I wrote about losing things, the art of sneezing, breaking up with Taylor Swift, my aversion to the color yellow. I wrote about nothing, about getting over myself, about learning to swim and getting lost on a street with two names. I spent more time in nature. I connected with my younger sisters, who edited my stories with love and weren’t afraid to tell me when I was being cringe. I’ve connected with other writers and artists and have appreciated the comments and messages that encouraged me to keep going. Writing has kept me present and prepared me to be unprepared.

Recently I was cleaning my kitchen, lost in a meditative trance of wax-on, wax-off, when something happened. I heard that old voice again, but this time it was coming out of my own mouth, accent and all. “I’ve got to get back to London,” I said, and even though there are reasons not to go – the winter, the weather, the bloody economy – I’ve learned by now that this intuitive nudge rarely comes with explanation or logic.

But in a way, it makes sense. I just sold my piano, and there’s a space in my life and a little extra cash. So I now find myself in a position to have an adventure. I’m not sure if that means a literal trip to London or if the journey will unfold in a more abstract sense, closer to home, but I’m confident Carmen will nudge me in the right direction, at the right time. For the moment, that part of the story is still a mystery, even to me.
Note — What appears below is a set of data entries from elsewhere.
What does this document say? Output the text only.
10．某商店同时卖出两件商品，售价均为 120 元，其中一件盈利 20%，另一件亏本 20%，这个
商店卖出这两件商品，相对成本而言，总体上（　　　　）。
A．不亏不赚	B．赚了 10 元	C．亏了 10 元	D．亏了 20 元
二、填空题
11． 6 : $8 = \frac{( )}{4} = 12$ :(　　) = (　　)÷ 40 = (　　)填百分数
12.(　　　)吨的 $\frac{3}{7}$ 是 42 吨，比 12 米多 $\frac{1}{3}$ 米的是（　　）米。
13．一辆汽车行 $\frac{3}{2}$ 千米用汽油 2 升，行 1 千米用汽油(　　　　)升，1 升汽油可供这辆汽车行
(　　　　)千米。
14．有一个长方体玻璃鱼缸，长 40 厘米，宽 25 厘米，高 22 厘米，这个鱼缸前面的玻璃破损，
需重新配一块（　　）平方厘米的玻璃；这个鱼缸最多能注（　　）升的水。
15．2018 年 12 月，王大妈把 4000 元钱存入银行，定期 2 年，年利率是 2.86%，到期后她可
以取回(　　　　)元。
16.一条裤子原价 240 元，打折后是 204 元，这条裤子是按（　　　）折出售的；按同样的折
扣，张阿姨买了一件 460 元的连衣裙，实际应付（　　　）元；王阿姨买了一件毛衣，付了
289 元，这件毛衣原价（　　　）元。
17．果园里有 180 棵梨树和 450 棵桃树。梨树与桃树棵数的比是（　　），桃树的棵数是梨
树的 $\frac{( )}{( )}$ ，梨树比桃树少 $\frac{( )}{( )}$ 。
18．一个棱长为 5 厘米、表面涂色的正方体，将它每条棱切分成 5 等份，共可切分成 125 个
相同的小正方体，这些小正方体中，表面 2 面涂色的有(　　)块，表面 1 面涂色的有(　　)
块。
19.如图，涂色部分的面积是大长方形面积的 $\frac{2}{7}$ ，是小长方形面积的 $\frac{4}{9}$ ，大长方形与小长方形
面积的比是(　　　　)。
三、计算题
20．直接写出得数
And so, for now, that’s where I’ll leave off with 52 Stories. This year-long project was originally meant to be just fifty-two stories, but the experience has made me sure that this is not goodbye – just as a pause. A chance to follow some clues, gather more evidence, experience a little more of the world before reporting back. I don’t know where the next breadcrumb will lead, but for now, I’ve got to get back to London.